Families forced from flats by flooding still without homes
Three families forced to leave their homes after leaking water tanks flooded their flats have said they are still not able to return a week on.
The families had to leave the block of Basin Street flats when extensive damage was caused after the roof tanks flooded four homes from the top floor to the bottom last weekend.
Locals claimed that although four leaking water tanks were replaced, water is still pouring from the others.
Last week the Herald revealed how the belongings of the families were destroyed by the flooding.
They said they were given a choice of going to stay with relatives, booking into a hotel and claiming back the cost of it at a later date, or going homeless.
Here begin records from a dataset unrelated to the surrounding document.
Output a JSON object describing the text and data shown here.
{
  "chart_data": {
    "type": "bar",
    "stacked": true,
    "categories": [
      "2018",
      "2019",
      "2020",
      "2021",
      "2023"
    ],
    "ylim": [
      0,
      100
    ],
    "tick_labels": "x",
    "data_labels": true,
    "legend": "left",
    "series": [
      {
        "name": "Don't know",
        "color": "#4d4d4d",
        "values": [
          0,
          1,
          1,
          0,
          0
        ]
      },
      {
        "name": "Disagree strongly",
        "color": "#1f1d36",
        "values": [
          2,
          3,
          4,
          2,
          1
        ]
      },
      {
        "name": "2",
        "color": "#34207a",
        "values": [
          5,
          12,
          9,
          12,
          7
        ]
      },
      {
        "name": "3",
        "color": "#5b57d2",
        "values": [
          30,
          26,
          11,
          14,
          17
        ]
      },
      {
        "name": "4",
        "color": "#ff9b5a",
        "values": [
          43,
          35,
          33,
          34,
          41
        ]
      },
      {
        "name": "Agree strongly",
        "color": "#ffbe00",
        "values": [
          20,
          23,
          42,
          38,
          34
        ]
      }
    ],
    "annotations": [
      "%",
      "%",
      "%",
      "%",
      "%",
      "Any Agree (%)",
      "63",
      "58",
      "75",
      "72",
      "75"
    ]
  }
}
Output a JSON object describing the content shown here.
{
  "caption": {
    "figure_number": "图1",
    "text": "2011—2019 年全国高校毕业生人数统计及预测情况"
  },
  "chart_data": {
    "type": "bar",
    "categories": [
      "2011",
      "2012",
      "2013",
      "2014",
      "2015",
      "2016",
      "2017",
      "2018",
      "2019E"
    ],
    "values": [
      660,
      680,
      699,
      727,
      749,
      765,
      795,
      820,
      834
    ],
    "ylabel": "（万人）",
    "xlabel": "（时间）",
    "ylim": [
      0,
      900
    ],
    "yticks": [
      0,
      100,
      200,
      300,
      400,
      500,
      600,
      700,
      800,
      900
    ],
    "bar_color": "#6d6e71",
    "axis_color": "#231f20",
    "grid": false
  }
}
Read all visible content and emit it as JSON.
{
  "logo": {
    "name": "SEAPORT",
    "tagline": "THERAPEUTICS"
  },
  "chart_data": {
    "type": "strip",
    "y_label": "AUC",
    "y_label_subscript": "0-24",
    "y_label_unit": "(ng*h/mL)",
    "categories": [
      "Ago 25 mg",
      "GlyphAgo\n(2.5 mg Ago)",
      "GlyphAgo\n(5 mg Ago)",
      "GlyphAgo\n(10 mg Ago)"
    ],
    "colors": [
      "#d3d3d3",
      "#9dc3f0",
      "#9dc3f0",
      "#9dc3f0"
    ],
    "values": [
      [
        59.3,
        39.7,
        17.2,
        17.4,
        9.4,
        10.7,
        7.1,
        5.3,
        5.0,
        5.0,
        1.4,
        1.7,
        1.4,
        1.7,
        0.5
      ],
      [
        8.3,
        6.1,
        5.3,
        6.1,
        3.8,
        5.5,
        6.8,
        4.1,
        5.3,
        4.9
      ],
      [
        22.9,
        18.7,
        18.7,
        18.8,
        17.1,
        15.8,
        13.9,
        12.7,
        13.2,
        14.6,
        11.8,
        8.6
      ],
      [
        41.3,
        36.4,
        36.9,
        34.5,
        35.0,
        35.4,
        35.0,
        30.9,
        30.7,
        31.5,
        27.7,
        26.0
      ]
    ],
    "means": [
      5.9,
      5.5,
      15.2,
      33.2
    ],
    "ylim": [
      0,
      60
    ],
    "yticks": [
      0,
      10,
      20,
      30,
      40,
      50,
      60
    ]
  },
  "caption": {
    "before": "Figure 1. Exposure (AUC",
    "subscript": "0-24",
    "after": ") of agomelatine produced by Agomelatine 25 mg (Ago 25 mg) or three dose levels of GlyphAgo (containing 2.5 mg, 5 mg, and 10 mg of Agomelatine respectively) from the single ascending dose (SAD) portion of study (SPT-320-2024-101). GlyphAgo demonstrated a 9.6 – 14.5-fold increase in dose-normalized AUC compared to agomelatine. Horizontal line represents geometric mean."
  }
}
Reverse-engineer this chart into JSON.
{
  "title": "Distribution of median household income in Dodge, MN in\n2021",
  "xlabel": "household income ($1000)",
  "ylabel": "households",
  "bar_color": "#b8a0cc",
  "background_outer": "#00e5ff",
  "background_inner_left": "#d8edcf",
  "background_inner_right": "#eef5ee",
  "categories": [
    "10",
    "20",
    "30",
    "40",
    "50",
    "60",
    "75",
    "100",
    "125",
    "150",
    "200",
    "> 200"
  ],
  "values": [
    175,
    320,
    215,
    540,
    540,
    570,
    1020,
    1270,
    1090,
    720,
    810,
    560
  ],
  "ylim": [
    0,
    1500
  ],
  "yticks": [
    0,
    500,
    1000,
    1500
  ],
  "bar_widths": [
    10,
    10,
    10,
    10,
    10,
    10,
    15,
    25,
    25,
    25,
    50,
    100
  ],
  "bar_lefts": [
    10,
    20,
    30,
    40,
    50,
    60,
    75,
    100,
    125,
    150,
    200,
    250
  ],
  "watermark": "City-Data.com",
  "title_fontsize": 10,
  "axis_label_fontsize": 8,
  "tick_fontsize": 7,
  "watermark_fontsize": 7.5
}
This was disputed by Dublin City Council, which said the families were offered alternative accommodation.
A week on from the incident, community activist Damien Farrell said the families were offered accommodation in Castleknock, which was too far away from the schools and routines of the families, one of whom has special needs that is catered for locally.
"It wasn't a viable option for them, so three families are still staying with relatives in fairly cramped conditions," he said.
Dublin City Council said the flooding was from a burst tank, which stored the bathroom and toilet water supply, in the attic space.
"Access to the attic space is either via a hatch in one of the top-floor flats or from the outside via a hoist.
"There was no internal access via the hatch as the resident was not available, and it was not possible to immediately position the hoist as access was impeded by car parking," a council spokeswoman said.
"Access was eventually gained via the hoist and the water supply to the burst tank was shut off.
"As a precautionary measure, the electricity was also shut off until the water damage could be assessed.
"A combination of the water damage and the electricity shut down rendered these four units temporarily uninhabitable," she added.
"The residents were given access to both the local area maintenance officer and the local project estate officer, both of whom met and informed the residents on a regular basis, throughout the incident.
"The occupants were offered alternative accommodation until the flats were dried out and the electricity supply was re-established.
"Fortunately, due to the residents' local support structures, they were temporarily accommodated without recourse to the alternative accommodation offered by DCC," she added.
The affected flats are now being dried out.